On Writing is weaved with a lot of personal story about his childhood, a scene when his mom passed away (which made me cry either because it reminded me of losing my dad or because I’m hormonal—maybe both), and other incidents that string together in ways that show us how some of his story ideas were formulated. It’s actually a very pleasant read. And it reminded me how much of a good storyteller he is. Maybe I need a new copy of Different Seasons? Hmm. There’s also all the practical advice you would hope for. Tips like: avoid the passive tense, the adverb is not your friend, show don’t tell, and ‘When you find something at which you are talented, you do it (whatever it is) until your fingers bleed[…]’. He’s right, you know. About all of that. And he also tells us that we can learn a lot from reading bad books. How sometimes they keep us going, reminding us that we can do better, and what not to do.
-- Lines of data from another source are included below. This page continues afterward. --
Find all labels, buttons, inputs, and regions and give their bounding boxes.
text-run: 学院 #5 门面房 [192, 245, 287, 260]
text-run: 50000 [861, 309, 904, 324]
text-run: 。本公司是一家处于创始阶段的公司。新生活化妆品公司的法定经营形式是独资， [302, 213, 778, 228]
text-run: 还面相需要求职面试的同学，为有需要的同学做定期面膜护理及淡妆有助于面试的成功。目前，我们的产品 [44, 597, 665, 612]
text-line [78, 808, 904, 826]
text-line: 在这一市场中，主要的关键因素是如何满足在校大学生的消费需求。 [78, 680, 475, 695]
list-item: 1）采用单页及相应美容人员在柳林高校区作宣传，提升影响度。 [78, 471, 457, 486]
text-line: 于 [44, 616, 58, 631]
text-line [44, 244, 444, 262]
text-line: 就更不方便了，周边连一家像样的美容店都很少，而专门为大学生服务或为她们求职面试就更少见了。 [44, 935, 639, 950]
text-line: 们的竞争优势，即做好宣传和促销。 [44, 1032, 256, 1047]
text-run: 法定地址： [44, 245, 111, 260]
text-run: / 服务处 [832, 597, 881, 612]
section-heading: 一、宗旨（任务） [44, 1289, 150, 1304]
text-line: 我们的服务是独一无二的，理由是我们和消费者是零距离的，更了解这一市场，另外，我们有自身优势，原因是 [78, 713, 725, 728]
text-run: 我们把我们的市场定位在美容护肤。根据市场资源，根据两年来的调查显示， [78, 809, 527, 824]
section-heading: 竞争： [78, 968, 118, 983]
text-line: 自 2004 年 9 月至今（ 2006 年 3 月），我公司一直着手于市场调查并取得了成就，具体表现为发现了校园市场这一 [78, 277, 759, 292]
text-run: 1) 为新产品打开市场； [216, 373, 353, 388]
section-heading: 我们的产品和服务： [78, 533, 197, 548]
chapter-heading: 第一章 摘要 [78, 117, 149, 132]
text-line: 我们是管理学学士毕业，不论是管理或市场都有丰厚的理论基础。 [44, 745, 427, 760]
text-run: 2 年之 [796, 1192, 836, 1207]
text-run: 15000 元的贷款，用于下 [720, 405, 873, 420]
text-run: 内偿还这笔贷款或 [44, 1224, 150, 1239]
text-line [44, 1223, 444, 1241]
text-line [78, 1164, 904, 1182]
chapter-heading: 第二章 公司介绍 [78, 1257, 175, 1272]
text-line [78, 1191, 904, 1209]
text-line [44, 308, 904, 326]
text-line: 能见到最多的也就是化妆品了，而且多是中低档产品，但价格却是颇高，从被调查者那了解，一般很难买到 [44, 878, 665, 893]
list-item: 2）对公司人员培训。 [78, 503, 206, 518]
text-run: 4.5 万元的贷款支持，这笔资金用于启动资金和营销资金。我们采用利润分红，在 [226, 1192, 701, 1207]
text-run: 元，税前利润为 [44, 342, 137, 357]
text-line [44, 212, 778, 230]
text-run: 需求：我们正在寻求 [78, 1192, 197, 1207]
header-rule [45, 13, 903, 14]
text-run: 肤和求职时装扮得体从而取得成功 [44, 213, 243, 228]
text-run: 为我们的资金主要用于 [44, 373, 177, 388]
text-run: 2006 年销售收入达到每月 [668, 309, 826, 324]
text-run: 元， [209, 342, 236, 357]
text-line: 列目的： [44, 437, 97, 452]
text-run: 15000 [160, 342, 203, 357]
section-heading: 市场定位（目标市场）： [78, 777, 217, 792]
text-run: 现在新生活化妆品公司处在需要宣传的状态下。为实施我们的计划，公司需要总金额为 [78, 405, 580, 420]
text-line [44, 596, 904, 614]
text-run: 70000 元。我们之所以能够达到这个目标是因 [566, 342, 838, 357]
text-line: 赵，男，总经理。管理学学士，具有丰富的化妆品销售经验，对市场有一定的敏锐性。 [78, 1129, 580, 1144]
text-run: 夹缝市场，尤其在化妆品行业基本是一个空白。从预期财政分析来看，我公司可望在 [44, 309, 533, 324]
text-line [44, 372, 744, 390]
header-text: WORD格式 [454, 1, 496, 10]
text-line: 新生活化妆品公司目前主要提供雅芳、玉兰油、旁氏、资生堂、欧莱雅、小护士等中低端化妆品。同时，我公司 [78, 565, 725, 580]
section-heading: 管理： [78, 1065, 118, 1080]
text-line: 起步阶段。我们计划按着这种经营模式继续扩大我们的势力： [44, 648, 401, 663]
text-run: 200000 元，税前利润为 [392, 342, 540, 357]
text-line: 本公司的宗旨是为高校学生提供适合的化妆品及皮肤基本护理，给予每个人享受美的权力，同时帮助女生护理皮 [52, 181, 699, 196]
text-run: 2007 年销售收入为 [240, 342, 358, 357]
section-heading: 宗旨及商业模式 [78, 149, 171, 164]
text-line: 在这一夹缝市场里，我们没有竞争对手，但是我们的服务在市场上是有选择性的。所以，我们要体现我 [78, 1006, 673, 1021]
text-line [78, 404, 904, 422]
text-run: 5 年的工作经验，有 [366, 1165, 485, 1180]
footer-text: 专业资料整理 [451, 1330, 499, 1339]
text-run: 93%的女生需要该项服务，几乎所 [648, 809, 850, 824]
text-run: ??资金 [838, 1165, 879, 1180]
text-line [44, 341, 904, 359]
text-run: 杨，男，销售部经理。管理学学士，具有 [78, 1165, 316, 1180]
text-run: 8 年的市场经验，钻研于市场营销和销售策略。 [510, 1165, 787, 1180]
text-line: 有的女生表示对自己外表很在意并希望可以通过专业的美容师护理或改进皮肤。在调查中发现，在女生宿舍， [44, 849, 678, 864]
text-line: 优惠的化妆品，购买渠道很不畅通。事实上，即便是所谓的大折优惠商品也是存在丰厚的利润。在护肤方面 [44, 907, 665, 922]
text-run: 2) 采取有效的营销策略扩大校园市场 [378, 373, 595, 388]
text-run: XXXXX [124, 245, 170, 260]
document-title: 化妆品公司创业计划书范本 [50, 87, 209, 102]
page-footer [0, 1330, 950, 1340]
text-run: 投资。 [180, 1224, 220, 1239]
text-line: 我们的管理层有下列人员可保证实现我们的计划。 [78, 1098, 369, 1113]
There are also a lot of emotions I recognize in this book. He talks about attending creative writing classes and struggling with what to bring, wanting to bring in something big and important like his classmates were, while having the stories he enjoyed writing tucked away. As if he was almost embarrassed by this indulgence. I get it. I’ve felt that way too. And I think it took me a good many years to realize that I should write what I enjoy writing, what I would want to read. And aside from all that I think his most important advice, the advice we all hear again and again, is to read a lot and write a lot. Reading and writing are the most important tools to the craft of writing.

On Writing

Being a writer is quite a masochistic endeavor. You gather up a collection of knowledge and experience, sort it all out within yourself and then labor many many sleepless nights arranging it into stories. When those stories are done, you sort of hang them out on the clothesline to dry for a bit, really looking at them. Then you edit, edit, edit. All this while the aching feeling that no matter how much you tinker, they will no way, not ever be good enough. When you finally calm this feeling down to merely unease, then you can start sending these stories out to others so they can tell you that they are, in fact, as you had assumed and yet dreaded, not good enough.